THE REVIVAL: Chattanooga's surrounded by mountains and rivers, but like so many manufacturing towns, it turned its back on its natural assets. In the mid-'60s, the city went from industrial boom to rusting bust when local steelmakers and foundries closed their doors, leaving a decrepit, nearly abandoned downtown and a community in dire need of an aesthetic and economic overhaul.
The Tennessee River flows through town, and urban renewal in the '90s centered on a total do-over of the nearly nonexistent waterfront, including construction of an aquarium and ten-mile river walk; 2002 saw $120 million invested in, among other things, a pedestrian pier, free public boat slips, and the new Renaissance Park, on the North Shore. "That's the Chattanooga way," says forester Gene Hyde of the community-driven overhaul. The Greenspaces program will invest $2 million over three years to transform downtown condos, offices, and shops into LEED-certified buildings; the Take Root project recruits locals to plant some 2,000 trees in the urban forest; and there are plans to develop 100 miles of singletrack within ten miles of Chattanooga by 2010. All of which has remade downtown into a live/work/play crossroads with half a dozen parks, a new organic grocer, and the annual Riverbend music festival, which spans nine days and six stages.

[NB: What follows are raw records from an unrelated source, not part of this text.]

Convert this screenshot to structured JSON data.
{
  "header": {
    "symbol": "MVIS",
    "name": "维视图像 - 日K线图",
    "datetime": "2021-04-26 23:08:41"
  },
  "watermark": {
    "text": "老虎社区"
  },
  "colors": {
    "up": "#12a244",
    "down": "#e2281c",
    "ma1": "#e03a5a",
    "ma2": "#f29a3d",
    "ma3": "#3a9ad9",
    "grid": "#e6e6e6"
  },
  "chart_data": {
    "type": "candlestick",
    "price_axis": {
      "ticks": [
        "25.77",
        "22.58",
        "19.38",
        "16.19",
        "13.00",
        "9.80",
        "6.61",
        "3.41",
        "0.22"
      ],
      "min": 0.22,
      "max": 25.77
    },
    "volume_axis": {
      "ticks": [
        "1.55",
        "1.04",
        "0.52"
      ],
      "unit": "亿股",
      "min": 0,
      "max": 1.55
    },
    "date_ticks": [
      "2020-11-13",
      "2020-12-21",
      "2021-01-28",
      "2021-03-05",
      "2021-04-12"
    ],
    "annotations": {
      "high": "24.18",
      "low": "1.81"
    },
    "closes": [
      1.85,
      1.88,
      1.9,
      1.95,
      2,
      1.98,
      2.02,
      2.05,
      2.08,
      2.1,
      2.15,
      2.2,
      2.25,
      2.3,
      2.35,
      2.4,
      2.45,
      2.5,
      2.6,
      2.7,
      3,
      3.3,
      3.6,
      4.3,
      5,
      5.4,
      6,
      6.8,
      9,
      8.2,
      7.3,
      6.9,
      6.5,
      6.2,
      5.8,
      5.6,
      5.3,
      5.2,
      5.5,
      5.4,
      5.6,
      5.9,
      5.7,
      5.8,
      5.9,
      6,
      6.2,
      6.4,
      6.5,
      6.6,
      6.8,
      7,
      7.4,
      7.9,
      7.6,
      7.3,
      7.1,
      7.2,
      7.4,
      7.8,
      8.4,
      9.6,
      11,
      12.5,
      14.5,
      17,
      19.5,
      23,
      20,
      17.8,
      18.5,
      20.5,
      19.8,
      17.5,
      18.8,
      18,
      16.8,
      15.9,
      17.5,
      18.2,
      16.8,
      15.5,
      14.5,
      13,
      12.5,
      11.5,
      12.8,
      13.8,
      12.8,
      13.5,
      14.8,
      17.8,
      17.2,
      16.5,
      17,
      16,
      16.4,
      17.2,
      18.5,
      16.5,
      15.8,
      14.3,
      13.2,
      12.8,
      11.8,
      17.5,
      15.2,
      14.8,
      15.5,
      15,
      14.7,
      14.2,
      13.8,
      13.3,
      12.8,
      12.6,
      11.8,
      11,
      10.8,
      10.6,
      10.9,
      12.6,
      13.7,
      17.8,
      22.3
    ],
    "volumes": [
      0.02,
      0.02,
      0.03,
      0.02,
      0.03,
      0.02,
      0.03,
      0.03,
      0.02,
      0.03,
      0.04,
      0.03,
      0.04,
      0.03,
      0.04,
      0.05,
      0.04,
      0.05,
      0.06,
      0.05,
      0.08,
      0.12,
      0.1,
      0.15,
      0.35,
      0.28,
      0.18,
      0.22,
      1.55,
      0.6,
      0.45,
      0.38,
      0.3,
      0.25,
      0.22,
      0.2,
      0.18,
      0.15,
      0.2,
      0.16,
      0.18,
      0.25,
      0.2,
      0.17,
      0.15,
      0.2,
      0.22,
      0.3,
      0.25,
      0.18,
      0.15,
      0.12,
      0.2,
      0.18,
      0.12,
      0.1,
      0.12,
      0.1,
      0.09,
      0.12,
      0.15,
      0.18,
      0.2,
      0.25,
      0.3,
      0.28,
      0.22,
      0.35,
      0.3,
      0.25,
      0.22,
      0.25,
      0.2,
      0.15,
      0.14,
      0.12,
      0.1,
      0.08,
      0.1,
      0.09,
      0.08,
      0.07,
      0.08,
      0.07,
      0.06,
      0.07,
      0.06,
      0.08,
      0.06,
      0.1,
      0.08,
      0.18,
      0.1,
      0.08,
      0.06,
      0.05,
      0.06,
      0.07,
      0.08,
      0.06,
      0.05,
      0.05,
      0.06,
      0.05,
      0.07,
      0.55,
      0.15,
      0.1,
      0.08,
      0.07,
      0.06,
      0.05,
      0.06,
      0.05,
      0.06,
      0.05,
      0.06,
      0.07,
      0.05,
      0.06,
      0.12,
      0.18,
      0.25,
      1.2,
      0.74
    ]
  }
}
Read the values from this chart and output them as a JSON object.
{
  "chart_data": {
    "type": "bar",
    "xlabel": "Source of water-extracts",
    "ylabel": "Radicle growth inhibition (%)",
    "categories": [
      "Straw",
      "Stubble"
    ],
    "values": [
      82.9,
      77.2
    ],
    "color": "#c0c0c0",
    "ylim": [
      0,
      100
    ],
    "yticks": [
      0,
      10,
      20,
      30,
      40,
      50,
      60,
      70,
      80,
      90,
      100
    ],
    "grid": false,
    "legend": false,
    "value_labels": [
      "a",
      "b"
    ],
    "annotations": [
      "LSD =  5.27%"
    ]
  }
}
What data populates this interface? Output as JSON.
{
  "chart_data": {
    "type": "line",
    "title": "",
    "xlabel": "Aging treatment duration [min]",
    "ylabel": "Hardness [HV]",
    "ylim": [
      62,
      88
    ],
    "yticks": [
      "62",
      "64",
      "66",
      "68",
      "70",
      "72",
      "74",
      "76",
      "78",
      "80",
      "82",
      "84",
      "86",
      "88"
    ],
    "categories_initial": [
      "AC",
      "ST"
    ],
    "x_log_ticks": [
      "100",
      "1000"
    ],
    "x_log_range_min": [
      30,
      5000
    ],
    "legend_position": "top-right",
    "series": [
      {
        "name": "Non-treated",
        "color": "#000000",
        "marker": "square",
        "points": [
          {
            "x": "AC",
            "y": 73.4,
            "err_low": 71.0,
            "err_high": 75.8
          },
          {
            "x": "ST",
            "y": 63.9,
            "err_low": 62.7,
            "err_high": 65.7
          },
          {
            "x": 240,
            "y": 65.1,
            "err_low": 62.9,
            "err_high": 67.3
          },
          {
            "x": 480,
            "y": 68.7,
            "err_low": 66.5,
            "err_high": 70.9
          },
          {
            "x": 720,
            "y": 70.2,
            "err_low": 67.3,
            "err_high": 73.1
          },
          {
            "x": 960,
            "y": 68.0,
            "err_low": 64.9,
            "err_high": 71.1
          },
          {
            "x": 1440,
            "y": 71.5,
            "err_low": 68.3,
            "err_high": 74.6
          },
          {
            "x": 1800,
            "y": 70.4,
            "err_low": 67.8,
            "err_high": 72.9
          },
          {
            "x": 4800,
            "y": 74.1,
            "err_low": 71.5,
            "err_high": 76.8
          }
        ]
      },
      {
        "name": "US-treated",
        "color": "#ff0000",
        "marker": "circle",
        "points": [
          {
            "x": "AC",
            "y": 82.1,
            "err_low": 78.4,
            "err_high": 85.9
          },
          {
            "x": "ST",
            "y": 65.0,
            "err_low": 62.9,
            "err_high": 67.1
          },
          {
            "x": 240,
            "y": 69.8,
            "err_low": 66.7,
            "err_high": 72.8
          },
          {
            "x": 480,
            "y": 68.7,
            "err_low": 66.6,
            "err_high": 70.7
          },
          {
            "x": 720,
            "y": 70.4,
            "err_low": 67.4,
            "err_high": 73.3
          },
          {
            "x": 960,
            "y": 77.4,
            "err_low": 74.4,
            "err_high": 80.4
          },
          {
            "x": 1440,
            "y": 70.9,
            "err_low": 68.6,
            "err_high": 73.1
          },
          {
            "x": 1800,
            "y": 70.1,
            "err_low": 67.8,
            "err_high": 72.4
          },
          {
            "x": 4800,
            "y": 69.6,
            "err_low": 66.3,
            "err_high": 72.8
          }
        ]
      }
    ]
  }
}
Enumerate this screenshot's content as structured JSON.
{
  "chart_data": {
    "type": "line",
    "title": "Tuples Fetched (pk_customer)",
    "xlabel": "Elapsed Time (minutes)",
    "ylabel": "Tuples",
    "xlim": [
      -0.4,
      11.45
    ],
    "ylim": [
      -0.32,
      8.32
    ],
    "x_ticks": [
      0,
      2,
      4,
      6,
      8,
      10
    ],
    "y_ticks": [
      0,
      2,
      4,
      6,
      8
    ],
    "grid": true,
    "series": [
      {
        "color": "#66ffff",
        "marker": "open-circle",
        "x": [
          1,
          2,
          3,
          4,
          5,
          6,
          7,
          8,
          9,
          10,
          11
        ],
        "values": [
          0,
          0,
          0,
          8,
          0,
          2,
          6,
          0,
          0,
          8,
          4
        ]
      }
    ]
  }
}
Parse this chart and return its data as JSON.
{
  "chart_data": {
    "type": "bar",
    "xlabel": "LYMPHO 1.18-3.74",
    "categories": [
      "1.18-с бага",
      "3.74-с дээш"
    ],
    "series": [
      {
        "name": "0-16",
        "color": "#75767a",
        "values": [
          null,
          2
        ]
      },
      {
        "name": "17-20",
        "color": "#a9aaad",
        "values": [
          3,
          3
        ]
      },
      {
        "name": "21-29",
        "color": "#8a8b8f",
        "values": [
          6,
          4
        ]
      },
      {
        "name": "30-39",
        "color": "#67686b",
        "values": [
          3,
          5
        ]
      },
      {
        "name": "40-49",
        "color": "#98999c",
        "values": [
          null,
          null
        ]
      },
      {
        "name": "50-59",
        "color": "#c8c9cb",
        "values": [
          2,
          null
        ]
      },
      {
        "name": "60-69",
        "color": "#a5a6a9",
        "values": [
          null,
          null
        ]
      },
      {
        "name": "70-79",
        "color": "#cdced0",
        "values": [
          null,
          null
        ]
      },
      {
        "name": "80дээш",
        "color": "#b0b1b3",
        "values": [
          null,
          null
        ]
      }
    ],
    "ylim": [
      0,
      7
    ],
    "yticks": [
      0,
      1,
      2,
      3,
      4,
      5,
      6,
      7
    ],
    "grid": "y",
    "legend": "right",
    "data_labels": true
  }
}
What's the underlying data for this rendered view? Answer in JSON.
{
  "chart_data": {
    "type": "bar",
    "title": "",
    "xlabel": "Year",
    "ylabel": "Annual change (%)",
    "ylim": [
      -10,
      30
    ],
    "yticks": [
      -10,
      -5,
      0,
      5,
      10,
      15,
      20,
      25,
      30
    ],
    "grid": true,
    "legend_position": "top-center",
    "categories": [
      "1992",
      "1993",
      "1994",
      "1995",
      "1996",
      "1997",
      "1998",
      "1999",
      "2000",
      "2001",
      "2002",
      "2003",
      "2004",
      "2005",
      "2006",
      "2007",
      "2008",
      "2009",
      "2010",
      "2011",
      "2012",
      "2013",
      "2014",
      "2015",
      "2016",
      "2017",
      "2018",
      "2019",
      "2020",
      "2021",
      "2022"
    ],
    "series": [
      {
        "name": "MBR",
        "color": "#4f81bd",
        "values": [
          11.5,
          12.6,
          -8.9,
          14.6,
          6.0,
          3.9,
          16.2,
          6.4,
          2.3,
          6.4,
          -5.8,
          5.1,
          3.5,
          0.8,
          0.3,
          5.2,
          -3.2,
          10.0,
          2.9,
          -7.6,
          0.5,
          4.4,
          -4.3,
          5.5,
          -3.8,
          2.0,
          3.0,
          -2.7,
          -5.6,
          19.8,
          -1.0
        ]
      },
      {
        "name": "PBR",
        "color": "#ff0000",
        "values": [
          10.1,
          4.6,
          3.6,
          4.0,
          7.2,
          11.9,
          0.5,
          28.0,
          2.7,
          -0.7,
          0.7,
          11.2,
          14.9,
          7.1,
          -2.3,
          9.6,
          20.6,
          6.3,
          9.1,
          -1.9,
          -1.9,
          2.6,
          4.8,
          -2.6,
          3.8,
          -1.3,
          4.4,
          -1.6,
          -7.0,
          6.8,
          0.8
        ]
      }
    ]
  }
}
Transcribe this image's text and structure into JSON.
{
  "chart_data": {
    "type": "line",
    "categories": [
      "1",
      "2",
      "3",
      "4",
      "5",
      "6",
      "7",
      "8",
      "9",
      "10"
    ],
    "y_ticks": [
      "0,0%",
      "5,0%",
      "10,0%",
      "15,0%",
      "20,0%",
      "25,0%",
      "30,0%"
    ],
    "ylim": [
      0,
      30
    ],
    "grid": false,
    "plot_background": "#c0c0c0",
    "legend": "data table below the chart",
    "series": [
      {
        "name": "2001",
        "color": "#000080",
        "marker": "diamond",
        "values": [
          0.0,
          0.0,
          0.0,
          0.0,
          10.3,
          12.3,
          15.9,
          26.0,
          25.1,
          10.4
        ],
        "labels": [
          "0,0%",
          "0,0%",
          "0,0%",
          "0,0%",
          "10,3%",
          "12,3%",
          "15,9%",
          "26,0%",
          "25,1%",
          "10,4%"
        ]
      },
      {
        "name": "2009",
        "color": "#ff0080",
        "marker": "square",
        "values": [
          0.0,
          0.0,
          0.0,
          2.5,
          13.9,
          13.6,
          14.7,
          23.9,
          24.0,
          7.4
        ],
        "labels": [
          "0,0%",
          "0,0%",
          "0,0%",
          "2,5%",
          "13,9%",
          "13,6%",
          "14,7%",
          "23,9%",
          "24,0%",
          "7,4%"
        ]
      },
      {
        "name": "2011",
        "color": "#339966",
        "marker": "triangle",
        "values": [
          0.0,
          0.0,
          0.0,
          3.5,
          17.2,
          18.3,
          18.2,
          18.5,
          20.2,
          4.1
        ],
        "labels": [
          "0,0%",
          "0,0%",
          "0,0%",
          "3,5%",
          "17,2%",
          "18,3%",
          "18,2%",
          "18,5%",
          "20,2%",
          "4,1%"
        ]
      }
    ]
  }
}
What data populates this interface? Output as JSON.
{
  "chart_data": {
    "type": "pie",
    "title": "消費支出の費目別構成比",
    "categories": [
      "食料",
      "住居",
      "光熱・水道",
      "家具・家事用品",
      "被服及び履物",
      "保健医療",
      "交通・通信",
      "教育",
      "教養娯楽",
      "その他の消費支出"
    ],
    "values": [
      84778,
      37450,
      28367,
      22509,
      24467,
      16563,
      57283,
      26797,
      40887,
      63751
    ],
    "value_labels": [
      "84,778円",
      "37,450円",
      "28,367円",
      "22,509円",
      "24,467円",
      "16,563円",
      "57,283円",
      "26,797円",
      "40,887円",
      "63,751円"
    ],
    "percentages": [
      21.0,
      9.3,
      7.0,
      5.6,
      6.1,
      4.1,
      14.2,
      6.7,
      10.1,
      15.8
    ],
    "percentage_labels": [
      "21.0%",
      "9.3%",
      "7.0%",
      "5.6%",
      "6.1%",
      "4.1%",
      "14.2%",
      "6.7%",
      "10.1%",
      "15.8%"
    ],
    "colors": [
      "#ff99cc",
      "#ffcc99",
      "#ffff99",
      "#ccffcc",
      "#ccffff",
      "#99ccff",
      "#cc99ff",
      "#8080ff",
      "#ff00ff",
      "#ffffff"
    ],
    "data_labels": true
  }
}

THE LIFE: The much-revered Tennessee Wall serves up year-round trad climbing, and mountain bikers flock to Raccoon Mountain both just a few minutes from downtown. Chattanooga's best carbo load comes compliments of Aretha Frankensteins, an all-day pancake joint in the up-and-coming North Shore district.
THE WORD ON THE STREET: CHATTANOOGA
"A very scenic, very happening, and very easy place to live, with unlimited options for climbing, caving, biking, hiking, and paddling."